WGHIST aims to improve the understanding of the long-term dynamics of fish populations, fishing fleets, and catching technologies. The results are used for setting baselines for management, restoration, and conservation of marine resources and ecosystems.
EU COST Action Network
The Oceans Past Platform (EU COST Action IS1403) was launched earlier 2015: The Action calls on historians, archaeologists and social scientists as well as colleagues from the marine sciences to engage in dialogue and collaboration with ocean and coastal managers. OPP will develop historical descriptors and indicators for marine and coastal management.
Oceans Past Platform
The Action, Oceans Past Platform (OPP), aims to measure and understand the significance and value to European societies of living marine resource extraction and production to help shape the future of coasts and oceans.
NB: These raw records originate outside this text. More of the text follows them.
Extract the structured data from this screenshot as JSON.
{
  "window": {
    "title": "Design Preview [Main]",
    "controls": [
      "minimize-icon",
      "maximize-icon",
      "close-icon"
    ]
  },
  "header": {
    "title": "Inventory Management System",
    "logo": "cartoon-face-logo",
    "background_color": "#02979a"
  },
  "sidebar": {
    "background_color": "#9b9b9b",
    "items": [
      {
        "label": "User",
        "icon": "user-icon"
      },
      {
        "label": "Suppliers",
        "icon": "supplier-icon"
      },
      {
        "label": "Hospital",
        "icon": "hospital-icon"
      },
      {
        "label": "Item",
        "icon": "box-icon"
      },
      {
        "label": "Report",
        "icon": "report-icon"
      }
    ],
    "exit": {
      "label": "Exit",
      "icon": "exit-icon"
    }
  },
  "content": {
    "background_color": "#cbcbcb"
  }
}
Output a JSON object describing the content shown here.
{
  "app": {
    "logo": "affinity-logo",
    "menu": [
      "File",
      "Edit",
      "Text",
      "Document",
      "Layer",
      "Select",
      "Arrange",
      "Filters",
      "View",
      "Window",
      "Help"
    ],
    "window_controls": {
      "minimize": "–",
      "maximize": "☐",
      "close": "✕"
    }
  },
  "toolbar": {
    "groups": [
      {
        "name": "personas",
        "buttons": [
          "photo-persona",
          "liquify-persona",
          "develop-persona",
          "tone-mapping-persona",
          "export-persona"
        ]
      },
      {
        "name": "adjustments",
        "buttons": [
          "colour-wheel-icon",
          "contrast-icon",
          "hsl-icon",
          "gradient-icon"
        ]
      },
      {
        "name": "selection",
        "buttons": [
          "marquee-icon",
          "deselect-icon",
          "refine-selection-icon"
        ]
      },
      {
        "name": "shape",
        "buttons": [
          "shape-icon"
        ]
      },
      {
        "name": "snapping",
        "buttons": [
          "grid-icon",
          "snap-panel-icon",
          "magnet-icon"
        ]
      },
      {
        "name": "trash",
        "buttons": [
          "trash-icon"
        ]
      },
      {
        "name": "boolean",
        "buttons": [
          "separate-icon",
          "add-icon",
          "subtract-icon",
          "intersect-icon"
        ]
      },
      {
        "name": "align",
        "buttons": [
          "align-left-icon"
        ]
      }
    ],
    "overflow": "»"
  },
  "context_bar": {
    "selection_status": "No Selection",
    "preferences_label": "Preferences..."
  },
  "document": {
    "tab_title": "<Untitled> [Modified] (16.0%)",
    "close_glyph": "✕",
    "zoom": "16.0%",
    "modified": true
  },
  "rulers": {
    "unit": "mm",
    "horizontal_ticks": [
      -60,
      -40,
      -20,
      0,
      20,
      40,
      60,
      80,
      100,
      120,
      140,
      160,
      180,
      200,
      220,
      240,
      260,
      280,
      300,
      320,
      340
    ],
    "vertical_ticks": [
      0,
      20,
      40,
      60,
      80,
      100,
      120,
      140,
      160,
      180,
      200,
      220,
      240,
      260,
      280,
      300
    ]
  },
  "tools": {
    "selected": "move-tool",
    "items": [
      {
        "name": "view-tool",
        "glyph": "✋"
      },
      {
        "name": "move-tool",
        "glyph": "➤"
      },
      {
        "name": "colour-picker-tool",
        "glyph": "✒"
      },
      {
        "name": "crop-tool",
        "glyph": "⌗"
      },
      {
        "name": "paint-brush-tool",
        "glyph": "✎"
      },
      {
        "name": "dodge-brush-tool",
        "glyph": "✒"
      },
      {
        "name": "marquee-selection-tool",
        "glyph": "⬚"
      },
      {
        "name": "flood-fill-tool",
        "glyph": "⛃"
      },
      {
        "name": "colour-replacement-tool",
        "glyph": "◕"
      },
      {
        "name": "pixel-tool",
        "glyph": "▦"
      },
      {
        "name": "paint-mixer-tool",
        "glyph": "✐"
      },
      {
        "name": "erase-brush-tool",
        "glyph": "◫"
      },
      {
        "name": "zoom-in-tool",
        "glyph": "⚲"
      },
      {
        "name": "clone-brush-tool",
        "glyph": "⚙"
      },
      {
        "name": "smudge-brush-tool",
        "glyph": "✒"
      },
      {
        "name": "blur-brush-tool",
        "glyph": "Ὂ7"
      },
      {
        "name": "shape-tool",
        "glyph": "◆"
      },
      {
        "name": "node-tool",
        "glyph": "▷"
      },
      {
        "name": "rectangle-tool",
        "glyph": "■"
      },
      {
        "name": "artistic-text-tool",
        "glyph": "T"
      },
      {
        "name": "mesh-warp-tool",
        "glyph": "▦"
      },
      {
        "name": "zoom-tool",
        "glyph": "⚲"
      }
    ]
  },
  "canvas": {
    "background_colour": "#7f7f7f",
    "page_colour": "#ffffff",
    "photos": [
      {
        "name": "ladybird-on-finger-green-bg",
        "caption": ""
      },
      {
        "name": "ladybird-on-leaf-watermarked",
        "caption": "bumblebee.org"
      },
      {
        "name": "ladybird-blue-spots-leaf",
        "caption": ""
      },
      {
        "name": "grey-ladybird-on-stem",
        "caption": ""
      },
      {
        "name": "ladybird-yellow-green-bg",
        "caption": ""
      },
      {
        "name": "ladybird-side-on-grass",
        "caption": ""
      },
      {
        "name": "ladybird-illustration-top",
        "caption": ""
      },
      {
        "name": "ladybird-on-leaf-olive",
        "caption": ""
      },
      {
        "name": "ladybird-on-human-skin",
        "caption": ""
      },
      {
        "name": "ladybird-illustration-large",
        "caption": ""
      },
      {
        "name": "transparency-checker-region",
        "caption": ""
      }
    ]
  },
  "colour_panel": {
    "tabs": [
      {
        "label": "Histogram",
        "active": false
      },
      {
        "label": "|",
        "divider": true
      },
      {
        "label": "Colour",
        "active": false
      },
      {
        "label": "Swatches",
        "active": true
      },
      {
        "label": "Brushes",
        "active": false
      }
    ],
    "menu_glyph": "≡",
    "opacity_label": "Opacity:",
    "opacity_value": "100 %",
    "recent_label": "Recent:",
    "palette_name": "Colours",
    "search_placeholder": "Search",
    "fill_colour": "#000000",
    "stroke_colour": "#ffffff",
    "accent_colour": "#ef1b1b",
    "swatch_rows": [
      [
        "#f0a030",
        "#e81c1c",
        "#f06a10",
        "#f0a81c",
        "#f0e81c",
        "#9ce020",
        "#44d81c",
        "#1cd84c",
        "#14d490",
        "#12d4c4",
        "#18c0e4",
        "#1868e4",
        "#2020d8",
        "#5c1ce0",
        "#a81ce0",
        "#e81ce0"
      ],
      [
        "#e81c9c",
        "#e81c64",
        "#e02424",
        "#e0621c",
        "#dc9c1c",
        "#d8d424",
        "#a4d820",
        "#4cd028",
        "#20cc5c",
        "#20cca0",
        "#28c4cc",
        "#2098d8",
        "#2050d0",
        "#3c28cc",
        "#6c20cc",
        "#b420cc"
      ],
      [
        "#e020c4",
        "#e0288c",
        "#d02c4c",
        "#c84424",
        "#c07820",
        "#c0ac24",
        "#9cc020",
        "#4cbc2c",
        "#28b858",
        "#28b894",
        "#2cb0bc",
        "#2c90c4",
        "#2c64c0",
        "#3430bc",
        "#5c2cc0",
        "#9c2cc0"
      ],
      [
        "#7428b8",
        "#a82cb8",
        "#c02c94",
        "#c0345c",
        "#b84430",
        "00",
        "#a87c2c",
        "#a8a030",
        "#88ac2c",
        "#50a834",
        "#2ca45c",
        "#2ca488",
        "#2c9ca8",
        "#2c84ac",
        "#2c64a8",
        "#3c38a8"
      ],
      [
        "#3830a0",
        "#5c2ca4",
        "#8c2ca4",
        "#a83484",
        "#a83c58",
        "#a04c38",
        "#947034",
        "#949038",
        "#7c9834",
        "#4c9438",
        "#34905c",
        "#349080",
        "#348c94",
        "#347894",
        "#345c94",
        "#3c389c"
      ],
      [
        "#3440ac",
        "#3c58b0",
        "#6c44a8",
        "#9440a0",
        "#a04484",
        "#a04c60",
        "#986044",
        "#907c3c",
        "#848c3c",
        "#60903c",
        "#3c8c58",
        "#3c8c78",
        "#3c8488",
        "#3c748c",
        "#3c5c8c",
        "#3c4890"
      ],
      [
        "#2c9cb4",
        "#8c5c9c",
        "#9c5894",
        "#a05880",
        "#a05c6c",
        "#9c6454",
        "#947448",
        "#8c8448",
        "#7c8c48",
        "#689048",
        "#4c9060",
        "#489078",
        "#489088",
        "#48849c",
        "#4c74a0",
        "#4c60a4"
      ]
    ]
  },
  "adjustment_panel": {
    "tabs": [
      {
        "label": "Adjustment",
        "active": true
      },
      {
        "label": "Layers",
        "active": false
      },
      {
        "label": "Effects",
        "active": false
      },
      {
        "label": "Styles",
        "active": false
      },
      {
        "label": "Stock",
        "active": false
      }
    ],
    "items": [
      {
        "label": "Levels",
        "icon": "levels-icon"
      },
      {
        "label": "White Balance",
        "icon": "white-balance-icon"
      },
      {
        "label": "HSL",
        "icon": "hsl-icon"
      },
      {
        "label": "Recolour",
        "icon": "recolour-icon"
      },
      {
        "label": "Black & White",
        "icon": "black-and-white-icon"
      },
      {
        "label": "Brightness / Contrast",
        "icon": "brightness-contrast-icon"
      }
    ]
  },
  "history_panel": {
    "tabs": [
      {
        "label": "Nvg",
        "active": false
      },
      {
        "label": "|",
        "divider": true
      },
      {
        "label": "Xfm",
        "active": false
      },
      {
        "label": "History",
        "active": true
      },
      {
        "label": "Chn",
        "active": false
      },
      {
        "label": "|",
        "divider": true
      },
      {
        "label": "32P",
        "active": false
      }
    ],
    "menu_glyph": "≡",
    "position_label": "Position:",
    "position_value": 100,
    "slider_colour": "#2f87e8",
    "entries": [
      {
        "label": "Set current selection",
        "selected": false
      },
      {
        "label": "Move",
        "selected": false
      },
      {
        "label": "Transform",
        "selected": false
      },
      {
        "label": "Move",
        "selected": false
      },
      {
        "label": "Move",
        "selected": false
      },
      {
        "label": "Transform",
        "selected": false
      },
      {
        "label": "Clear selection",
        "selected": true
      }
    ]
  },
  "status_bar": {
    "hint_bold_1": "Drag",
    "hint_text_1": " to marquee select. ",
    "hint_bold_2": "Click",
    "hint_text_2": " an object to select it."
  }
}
The Integrative Platform will lower the barriers between human, social and natural sciences; multiply the learning capacity of research environments; and enable knowledge transfer and co-production among researchers and other societal actors, specifically by integrating historical findings of scale and intensity of resource use into management and policy frameworks.
The oceans offer rich resources for feeding a hungry world. However, the sea is an alien space in a sense that the land is not. Fishing requires skills that must be learnt, it presupposes culinary preferences, technical ability, knowledge of target species, and a backdrop of material and intangible culture. OPP asks when, how and with what socio-economic, political, cultural and ecological implications humans have impacted marine life, primarily in European seas in the last two millennia.